Kades Bantar Karet dan TPK Banke Diduga Alergi Media, Nomor Wartawan Diblokir Saat Konfirmasi

Daerah67 Dilihat


Bogor //ReformasiAktual.com-
Kepala Desa (Kades) Bantar Karet, Kecamatan Nanggung, Kabupaten Bogor, Hotib, bersama Tim Pelaksana Kegiatan (TPK) Bantuan Keuangan Desa (Banke), diduga bersikap tertutup dan terkesan menghindari awak media. Dugaan tersebut mencuat setelah sejumlah wartawan mengaku nomor kontaknya diblokir saat hendak melakukan konfirmasi maupun silaturahmi ke kantor desa.

Sikap tersebut menimbulkan pertanyaan publik, terutama terkait transparansi penggunaan anggaran negara yang digelontorkan ke Desa Bantar Karet, baik dari Kementerian Desa (Kemendes) maupun dari APBD Kabupaten Bogor melalui program Bankeu Samisade (Satu Miliar Satu Desa).

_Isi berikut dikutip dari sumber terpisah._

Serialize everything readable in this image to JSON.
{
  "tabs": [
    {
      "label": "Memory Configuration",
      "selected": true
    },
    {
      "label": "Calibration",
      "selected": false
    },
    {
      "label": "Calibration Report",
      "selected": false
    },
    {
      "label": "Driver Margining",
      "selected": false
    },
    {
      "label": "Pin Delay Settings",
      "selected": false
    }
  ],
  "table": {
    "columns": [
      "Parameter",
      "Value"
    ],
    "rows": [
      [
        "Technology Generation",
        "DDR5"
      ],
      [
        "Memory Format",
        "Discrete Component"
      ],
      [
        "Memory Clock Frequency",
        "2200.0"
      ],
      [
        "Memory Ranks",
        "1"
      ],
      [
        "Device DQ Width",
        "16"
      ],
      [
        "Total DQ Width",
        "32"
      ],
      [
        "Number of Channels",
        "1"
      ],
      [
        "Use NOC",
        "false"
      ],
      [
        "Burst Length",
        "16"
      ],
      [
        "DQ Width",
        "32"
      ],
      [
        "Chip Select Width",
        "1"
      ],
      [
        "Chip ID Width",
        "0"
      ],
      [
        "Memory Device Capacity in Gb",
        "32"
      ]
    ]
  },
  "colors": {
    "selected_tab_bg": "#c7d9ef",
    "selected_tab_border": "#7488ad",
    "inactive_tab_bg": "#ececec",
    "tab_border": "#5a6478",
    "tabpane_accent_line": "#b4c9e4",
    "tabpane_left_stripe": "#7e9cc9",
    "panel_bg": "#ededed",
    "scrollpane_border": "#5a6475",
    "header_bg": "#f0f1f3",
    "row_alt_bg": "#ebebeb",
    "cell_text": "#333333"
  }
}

Di era keterbukaan informasi publik saat ini, pejabat pemerintahan semestinya tidak asing dengan peran media. Pers merupakan mitra strategis pemerintah sekaligus menjalankan fungsi kontrol sosial yang dilindungi Undang-Undang Nomor 40 Tahun 1999 tentang Pers.
Namun, kondisi berbeda justru dialami tim investigasi media Reformasi Aktual saat mendatangi Kantor Desa Bantar Karet. Saat itu, hanya terdapat petugas Linmas, mantan anggota LPM, serta petugas pelayanan masyarakat. Ketika ditanyakan keberadaan kepala desa, pihak staf mengaku tidak mengetahui posisi Kades Hotib.

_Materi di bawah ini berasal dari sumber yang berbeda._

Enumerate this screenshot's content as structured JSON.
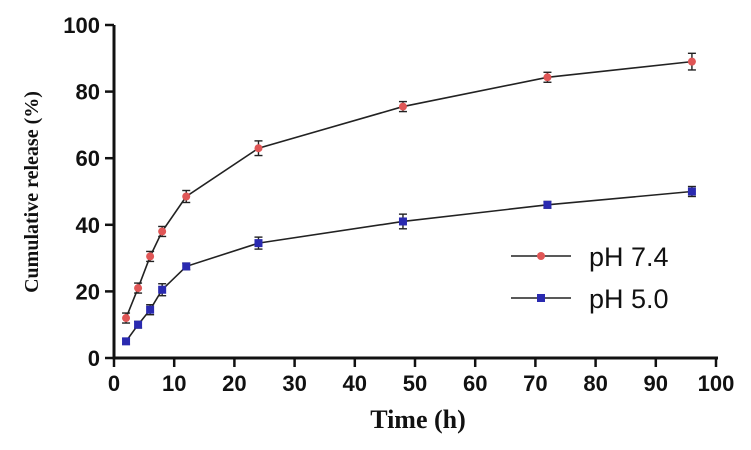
{
  "chart_data": {
    "type": "line",
    "title": "",
    "xlabel": "Time (h)",
    "ylabel": "Cumulative release (%)",
    "xlim": [
      0,
      100
    ],
    "ylim": [
      0,
      100
    ],
    "x_ticks": [
      0,
      10,
      20,
      30,
      40,
      50,
      60,
      70,
      80,
      90,
      100
    ],
    "y_ticks": [
      0,
      20,
      40,
      60,
      80,
      100
    ],
    "grid": false,
    "legend_position": "center-right",
    "series": [
      {
        "name": "pH 7.4",
        "color": "#e05656",
        "marker": "circle",
        "x": [
          2,
          4,
          6,
          8,
          12,
          24,
          48,
          72,
          96
        ],
        "values": [
          12,
          21,
          30.5,
          38,
          48.5,
          63,
          75.5,
          84.3,
          89
        ],
        "errors": [
          1.5,
          1.5,
          1.5,
          1.5,
          1.8,
          2.2,
          1.5,
          1.5,
          2.5
        ]
      },
      {
        "name": "pH 5.0",
        "color": "#2a2ab0",
        "marker": "square",
        "x": [
          2,
          4,
          6,
          8,
          12,
          24,
          48,
          72,
          96
        ],
        "values": [
          5,
          10,
          14.5,
          20.5,
          27.5,
          34.5,
          41,
          46,
          50
        ],
        "errors": [
          0.8,
          1.0,
          1.5,
          1.8,
          1.0,
          1.8,
          2.2,
          1.0,
          1.5
        ]
      }
    ]
  }
}
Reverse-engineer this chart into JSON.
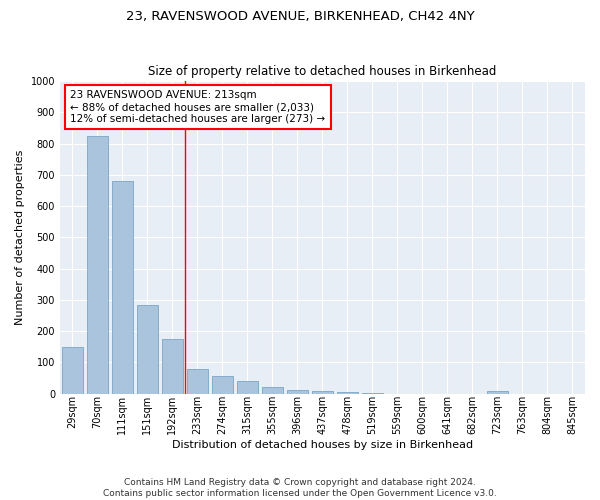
{
  "title": "23, RAVENSWOOD AVENUE, BIRKENHEAD, CH42 4NY",
  "subtitle": "Size of property relative to detached houses in Birkenhead",
  "xlabel": "Distribution of detached houses by size in Birkenhead",
  "ylabel": "Number of detached properties",
  "categories": [
    "29sqm",
    "70sqm",
    "111sqm",
    "151sqm",
    "192sqm",
    "233sqm",
    "274sqm",
    "315sqm",
    "355sqm",
    "396sqm",
    "437sqm",
    "478sqm",
    "519sqm",
    "559sqm",
    "600sqm",
    "641sqm",
    "682sqm",
    "723sqm",
    "763sqm",
    "804sqm",
    "845sqm"
  ],
  "values": [
    150,
    825,
    680,
    285,
    175,
    80,
    55,
    42,
    22,
    12,
    8,
    5,
    2,
    0,
    0,
    0,
    0,
    10,
    0,
    0,
    0
  ],
  "bar_color": "#aac4de",
  "bar_edge_color": "#6a9bbf",
  "annotation_text": "23 RAVENSWOOD AVENUE: 213sqm\n← 88% of detached houses are smaller (2,033)\n12% of semi-detached houses are larger (273) →",
  "annotation_box_color": "white",
  "annotation_box_edge_color": "red",
  "vline_color": "red",
  "ylim": [
    0,
    1000
  ],
  "yticks": [
    0,
    100,
    200,
    300,
    400,
    500,
    600,
    700,
    800,
    900,
    1000
  ],
  "background_color": "#e8eef5",
  "footer_text": "Contains HM Land Registry data © Crown copyright and database right 2024.\nContains public sector information licensed under the Open Government Licence v3.0.",
  "title_fontsize": 9.5,
  "subtitle_fontsize": 8.5,
  "xlabel_fontsize": 8,
  "ylabel_fontsize": 8,
  "tick_fontsize": 7,
  "annotation_fontsize": 7.5,
  "footer_fontsize": 6.5
}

Upaya konfirmasi kepada TPK Banke melalui sambungan telepon dan pesan WhatsApp juga tidak membuahkan hasil. Tidak ada balasan maupun respons. Bahkan, pihak desa mengakui bahwa nomor kontak awak media telah diblokir tanpa penjelasan yang jelas. Hal ini semakin menguatkan dugaan bahwa pihak desa enggan dikonfirmasi terkait perkembangan dan realisasi program-program desa.

Sikap kepala desa yang menghindari awak media dinilai mencerminkan perilaku tidak kooperatif terhadap prinsip keterbukaan informasi publik. Kondisi tersebut berpotensi menimbulkan kecurigaan masyarakat terhadap pengelolaan anggaran dan pelaksanaan program desa.

Selain itu, sikap yang terkesan angkuh dan tidak menghormati tamu juga dinilai tidak mencerminkan keteladanan seorang pemimpin desa. Seharusnya, kepala desa dapat memberikan contoh yang baik kepada TPK maupun perangkat desa lainnya dalam hal etika, transparansi, dan pelayanan publik.

Hingga berita ini diterbitkan, Kepala Desa Bantar Karet dan pihak TPK Banke belum memberikan klarifikasi resmi.